Hi my lovely dancers!
Today, I am going to talk about the pillar of the dance. Do you have an idea? Classical dance of course ! “Old” of more than four centuries, it is the heir to the court dance practiced by the kings and queens of France and Italy. The great ballet masters gradually established its vocabulary. It will be enriched through contact with different generations of choreographers.
The favourite activity of crowned heads
From the Renaissance onwards, the European royal courts began to dance. Italy is a pioneer in the art of dance. Dance masters codified the steps and wrote the first treaties on dance teaching. In France, François I introduced dance to the court. Increasingly complex ballets were choreographed. These were balls in which each participant performed very elaborate geometric figures.

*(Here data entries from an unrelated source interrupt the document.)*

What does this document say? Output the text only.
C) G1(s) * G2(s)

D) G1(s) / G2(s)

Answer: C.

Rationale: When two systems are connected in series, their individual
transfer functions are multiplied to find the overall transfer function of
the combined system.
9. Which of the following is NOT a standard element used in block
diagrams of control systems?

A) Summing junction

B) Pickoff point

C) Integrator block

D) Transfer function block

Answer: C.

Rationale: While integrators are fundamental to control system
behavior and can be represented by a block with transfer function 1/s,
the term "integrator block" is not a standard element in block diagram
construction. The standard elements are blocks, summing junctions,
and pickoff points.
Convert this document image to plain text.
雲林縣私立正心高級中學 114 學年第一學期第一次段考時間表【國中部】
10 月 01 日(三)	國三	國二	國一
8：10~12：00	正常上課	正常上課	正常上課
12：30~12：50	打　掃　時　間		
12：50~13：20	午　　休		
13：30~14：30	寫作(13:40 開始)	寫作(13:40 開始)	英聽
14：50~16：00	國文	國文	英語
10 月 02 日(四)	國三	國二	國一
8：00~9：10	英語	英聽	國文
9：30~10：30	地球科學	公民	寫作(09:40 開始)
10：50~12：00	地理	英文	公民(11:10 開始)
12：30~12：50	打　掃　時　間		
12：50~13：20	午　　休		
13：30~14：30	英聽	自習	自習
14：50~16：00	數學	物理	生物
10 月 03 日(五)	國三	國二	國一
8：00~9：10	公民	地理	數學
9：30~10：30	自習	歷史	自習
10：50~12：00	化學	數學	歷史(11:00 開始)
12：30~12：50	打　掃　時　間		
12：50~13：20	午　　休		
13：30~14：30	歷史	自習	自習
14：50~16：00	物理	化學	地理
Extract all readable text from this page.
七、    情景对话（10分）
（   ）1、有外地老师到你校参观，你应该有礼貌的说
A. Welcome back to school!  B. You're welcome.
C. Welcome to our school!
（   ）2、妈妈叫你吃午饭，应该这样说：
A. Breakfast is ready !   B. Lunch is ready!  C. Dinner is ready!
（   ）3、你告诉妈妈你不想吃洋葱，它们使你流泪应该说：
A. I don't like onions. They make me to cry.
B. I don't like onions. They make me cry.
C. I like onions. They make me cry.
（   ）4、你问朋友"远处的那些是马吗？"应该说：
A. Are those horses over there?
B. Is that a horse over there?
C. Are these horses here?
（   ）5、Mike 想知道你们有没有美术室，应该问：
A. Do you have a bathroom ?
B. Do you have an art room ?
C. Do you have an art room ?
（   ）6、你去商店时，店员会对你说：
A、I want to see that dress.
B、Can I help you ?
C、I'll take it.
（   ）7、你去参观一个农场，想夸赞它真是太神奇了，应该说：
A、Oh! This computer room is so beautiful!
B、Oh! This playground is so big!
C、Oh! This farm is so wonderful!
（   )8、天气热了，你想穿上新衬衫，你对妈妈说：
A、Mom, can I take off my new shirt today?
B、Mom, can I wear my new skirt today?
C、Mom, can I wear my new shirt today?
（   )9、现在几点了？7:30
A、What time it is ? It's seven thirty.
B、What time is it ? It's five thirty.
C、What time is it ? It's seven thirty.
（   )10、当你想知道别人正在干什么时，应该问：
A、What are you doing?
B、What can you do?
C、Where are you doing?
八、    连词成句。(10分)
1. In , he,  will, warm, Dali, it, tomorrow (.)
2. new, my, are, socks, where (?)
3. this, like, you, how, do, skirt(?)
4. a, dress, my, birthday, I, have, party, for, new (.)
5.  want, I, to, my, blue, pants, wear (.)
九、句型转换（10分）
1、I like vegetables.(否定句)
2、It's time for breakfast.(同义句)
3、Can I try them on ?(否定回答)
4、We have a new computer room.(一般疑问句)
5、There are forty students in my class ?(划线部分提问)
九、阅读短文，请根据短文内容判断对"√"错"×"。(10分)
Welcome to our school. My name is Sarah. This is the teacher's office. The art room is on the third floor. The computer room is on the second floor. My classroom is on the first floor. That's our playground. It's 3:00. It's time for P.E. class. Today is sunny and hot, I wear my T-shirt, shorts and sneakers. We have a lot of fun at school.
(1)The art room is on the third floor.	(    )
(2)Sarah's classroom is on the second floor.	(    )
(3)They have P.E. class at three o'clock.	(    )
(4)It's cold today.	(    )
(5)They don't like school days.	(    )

The Triumph of Romanticism
Romantic ballet appeared in the 19th century. It contributes to the evolution of classical technique. Women relegated the dancers to the background. Another revolution: they danced with pointe shoes. Many ballerinas are crowned. A true “star”, Marie Taglioni triumphed in La Sylphide, the romantic ballet par excellence. All the women of the time tried to resemble her and went on a diet in an attempt to copy her slender appearance.
|MARIE TAGLIONI AS LA SYLPHIDE, 1832|
In the 19th century, the choreographer Marius Petipa was the author of the great ballets that still make up the classical repertoire. We owe masterpieces such as Swan Lake, The Nutcracker and Sleeping Beauty to this man from Marseille, who lived most of his life in Russia. He gives the academic ballet a rigorous structure and highlights the pas de deux performed by the principal couple of dancers.
|MARIUS PETIPA, 1890|
Classical dance is based on several main principles including the en dehors (the legs are turned outwards from the hips) and the five basic leg positions of first, second, third, fourth and fifth, which begin and end the steps.
THE FIVE LEG POSITIONS IN BALLET, DRAWING BY ANTOINE ANTIN
A ballet class always proceeds in the same way: a series of muscle warm-up and body positioning exercises; then students move to the middle for exercises and sequences (e.g., adage, clearances, pirouettes, jumps, merry-go-round and curtsy).